A. When it is a juniper berry ~
or aromatic, fleshy, female seed cone if you want to be finicky!
I thought it might be a good idea to write a series of blog posts distilling the essence of each gin botanical beginning with the juniper berry.
In Botanicals Distilled it makes sense to start with juniper. Juniper berries are the main flavour of gin. Just in case you didn’t know that! But I’m sure you did. The predominant flavour of the spirit must by law be juniper in order to be called gin.
Juniperus communis, to give it it’s scientific name, is the low growing shrubby evergreen conifer on which the juniper berries grow. It is a member of the cypress family with small, needle-like leaves widespread across the northern hemisphere. Its favoured habitat is chalk downland, moorland, coastal dunes, rocky hillsides and the understorey of coniferous woodland.

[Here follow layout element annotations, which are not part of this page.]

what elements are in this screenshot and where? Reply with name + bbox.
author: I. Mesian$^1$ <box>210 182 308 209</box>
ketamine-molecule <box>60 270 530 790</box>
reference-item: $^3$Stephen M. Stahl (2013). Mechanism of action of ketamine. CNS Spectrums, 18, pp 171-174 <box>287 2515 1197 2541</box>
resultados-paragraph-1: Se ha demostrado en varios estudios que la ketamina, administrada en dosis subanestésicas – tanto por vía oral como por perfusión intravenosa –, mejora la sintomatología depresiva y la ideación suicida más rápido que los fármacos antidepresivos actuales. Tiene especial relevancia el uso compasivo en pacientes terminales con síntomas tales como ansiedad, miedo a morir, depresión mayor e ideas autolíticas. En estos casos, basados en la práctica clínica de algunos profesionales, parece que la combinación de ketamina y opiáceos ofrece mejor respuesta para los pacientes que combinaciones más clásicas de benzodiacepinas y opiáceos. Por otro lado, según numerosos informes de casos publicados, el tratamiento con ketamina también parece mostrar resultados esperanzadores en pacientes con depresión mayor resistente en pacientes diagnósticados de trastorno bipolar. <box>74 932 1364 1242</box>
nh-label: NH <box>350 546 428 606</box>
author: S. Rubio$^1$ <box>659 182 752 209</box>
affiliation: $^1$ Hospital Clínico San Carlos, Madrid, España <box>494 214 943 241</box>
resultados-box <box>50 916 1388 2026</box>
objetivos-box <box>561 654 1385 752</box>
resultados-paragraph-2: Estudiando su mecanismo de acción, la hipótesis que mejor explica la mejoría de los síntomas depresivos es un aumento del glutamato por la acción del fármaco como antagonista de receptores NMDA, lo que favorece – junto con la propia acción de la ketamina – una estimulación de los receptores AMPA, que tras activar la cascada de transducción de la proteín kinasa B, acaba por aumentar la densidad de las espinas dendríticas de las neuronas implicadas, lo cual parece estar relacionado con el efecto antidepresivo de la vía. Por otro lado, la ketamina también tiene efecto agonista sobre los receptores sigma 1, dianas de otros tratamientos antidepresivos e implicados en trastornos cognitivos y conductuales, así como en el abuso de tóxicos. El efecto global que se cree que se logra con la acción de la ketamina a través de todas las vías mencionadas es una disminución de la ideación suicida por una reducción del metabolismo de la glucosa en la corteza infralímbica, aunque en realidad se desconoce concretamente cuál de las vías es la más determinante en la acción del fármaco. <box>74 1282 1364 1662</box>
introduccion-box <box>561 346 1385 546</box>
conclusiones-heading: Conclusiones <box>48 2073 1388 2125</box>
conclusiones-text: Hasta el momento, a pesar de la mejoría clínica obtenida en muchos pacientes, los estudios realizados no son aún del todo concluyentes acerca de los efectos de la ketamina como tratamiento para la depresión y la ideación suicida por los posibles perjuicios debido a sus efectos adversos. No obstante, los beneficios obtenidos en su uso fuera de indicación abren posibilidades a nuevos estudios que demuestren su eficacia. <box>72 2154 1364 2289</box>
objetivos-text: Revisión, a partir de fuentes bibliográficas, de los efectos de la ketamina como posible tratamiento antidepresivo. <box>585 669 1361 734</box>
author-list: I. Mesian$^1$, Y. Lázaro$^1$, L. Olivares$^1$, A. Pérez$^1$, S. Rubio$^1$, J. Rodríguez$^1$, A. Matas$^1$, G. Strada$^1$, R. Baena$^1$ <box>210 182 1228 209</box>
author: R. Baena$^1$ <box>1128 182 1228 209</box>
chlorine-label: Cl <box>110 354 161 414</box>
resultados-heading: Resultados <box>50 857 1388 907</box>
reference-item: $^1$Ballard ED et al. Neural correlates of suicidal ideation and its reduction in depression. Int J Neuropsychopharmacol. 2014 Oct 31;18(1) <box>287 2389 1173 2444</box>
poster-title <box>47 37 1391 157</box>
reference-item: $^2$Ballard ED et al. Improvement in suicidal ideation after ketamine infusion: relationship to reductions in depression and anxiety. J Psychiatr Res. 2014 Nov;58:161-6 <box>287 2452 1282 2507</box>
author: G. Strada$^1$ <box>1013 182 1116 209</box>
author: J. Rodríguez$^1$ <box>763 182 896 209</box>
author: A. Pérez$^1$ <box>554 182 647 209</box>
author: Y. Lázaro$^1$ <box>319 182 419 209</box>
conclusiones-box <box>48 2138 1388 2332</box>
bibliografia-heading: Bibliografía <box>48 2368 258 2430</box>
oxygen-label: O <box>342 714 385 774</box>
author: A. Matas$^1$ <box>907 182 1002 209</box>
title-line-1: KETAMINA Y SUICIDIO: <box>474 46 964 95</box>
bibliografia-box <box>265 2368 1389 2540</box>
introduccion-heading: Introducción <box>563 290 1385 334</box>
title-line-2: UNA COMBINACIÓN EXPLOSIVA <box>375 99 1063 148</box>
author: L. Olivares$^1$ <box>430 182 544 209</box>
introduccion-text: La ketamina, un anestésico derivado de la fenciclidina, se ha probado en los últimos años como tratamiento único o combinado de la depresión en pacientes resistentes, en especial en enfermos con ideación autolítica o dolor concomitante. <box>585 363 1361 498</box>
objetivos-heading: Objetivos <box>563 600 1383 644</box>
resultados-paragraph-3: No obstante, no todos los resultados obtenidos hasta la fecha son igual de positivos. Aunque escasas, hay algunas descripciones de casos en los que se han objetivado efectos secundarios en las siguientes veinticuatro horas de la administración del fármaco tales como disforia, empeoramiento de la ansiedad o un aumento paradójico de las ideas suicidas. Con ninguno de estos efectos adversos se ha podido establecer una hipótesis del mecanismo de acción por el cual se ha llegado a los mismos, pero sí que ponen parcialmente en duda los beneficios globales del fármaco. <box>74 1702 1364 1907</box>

It is one of three conifers native to Britain. But its distribution in the UK is rather patchy. Under the UK Post-2010 Biodiversity Framework juniper communis remains on the priority list of species for all four countries in the UK. Loss of habitat and browsing by animals is partly to blame for the decline in abundance of juniper trees, but truthfully no one really knows the reason and the picture is probably much more complex.
The trees are dioecious. That means the conifers either have male or female flowers. A bit tricky when it comes to pollination as the female flowers are pollinated by wind. The berries take up to two years to fully ripen from green to a beautiful deep purply-bluey-brown. When ripe the berries are eaten by birds and so the seeds hidden within are dispersed.
Packed with bioflavonoids and antioxidants with antibacterial and antifungal properties juniper berries are truly a superfood. Only recently have the health benefits of the berries begun to be understood. There are several claims surrounding juniper. It is claimed to have natural antiseptic properties, an ability to reduce blood pressure and as an aid to digestion, something the Romans knew all about. Does this mean gin is good for you?!
For gin production, the majority of juniper berries are sourced from around the Mediterranean with the finest berries growing in Italy and Macedonia. Juniper berries typically form half to two-thirds of the total botanicals in a batch of gin. The dried berries (not fresh) are often crushed or macerated. Then steeped in neutral grain spirit to release their unique flavours before distillation.
And oh boy, what flavours! Bite into a juniper berry. You get a powerful complex hit of resinous, piney, lemony, bittersweet flavour. The flesh of the berry is sweet with the real juniper kick being in the seeds. Without going into too much geeky detail the various oils in juniper are -pinene (pine), sabinene (spicy), limonene (citrus), borneol (woody) and farnesene (floral) and quite a few more! This complexity is what makes the creation of gin so interesting. Juniper is the Queen of Botanicals and without her, there is no gin as we know it – just flavoured vodka.